# Raspberry as Serial Gadget - USB Console



## weberjn (Sep 11, 2022)

This Tutorial shows how you can a turn a raspberry pi into a serial gadget, plug in an usb cable and access the raspbian console with e.g. putty from Windows. I tried with a zero 2 w, it worked.
An important step is activating the getty@ttyGS0.service to tie the port to a console.

Can you do that with FreeBSD, too? Connect a raspberry running FreeBSD via USB to a Laptop and access the FreeBSD console over USB? If yes, does this work with any device, not only a raspberry?


----------



## covacat (Sep 11, 2022)

it works for pi zero. the device should support usb OTG for this to be possible


----------



## Phishfry (Sep 12, 2022)

weberjn said:


> If yes, does this work with any device, not only a raspberry?

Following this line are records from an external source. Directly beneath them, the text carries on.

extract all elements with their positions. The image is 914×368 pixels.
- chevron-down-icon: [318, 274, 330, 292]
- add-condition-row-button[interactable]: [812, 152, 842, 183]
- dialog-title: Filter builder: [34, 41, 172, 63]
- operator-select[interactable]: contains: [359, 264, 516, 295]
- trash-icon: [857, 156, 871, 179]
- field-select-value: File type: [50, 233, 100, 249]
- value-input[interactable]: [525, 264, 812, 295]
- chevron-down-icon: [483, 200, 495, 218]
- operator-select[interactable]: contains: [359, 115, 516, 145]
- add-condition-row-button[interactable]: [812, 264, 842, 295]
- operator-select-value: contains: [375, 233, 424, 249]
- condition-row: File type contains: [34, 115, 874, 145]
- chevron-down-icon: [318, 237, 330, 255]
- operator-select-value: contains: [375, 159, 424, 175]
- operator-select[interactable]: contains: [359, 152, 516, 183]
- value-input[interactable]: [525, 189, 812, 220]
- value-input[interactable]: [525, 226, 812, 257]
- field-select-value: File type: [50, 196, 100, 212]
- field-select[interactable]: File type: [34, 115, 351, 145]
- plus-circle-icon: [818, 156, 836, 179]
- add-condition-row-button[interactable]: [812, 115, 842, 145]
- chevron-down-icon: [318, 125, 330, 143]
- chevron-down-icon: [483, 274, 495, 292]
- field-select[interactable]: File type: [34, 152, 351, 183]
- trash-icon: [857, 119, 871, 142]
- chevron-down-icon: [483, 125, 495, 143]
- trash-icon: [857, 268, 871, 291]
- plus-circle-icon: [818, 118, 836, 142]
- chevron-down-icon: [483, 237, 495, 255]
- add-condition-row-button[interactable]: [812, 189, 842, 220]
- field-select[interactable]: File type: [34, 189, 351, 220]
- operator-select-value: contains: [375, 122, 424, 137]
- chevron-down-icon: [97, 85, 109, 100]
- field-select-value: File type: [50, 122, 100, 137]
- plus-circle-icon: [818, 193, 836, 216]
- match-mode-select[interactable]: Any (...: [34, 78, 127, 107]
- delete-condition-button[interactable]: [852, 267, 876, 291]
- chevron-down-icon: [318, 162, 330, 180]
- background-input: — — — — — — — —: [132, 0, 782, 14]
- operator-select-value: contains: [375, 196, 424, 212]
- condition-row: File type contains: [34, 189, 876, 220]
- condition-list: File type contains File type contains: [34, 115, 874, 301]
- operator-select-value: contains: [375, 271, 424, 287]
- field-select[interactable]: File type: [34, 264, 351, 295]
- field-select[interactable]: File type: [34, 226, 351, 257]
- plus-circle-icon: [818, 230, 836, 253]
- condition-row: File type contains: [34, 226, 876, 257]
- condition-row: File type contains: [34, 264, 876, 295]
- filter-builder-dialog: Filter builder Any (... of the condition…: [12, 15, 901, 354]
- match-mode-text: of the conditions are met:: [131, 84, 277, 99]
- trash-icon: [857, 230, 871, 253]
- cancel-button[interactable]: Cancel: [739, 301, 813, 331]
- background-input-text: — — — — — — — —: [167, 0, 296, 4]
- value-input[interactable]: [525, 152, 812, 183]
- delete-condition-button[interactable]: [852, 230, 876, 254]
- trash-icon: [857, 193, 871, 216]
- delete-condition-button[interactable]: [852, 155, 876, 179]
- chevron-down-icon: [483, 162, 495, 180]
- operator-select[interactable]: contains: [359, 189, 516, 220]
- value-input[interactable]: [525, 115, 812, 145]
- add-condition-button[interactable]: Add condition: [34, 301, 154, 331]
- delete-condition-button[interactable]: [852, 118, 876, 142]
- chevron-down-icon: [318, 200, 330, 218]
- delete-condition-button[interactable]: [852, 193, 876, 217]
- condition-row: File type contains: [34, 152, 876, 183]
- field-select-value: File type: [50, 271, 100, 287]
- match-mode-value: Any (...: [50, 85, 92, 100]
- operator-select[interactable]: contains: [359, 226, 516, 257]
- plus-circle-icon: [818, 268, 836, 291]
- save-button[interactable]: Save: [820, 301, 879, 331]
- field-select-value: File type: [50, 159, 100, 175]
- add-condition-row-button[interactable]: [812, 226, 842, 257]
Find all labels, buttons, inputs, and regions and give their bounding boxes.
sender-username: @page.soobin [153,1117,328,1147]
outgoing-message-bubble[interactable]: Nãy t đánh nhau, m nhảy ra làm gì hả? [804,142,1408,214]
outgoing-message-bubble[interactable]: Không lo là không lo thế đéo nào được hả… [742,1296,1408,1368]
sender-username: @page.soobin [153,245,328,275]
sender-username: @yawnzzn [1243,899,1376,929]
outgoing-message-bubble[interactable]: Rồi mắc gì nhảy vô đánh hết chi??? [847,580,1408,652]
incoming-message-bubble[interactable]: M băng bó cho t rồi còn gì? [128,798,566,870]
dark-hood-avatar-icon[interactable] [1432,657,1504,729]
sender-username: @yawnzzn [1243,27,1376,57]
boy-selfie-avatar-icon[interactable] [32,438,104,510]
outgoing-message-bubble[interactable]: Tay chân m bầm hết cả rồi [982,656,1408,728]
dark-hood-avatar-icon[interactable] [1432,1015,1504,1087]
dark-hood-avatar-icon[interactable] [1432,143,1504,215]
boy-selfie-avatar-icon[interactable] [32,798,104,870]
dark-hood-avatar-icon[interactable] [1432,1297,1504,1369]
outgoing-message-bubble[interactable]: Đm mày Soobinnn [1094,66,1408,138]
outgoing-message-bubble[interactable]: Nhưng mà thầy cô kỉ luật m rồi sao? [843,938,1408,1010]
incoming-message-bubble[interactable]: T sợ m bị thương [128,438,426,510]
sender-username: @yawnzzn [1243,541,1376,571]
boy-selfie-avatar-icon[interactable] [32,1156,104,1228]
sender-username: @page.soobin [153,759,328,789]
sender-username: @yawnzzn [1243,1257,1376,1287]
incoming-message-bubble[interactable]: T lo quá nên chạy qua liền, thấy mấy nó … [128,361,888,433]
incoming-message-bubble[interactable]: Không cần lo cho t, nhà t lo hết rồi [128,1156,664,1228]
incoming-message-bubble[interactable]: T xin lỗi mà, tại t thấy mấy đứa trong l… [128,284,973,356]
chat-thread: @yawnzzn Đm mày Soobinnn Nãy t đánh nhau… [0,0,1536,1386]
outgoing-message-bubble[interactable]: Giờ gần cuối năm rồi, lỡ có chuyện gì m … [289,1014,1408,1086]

I dunno about any, but many Arm boards OTG over USB works. I have used both USB3c-connector and microB.
The usb gadget driver has to support it.
cu -s 1500000 -l /dev/ttyU0
No different then a serial console except the device node name.
Beaglebone had different modes where it showed USB Gadget or Mass Storage Device for the MMC.
So you could flash the eMMC via OTG USB.


----------



## SirDice (Sep 12, 2022)

weberjn said:


> Can you do that with FreeBSD, too?


27.6. Setting Up the Serial Console


----------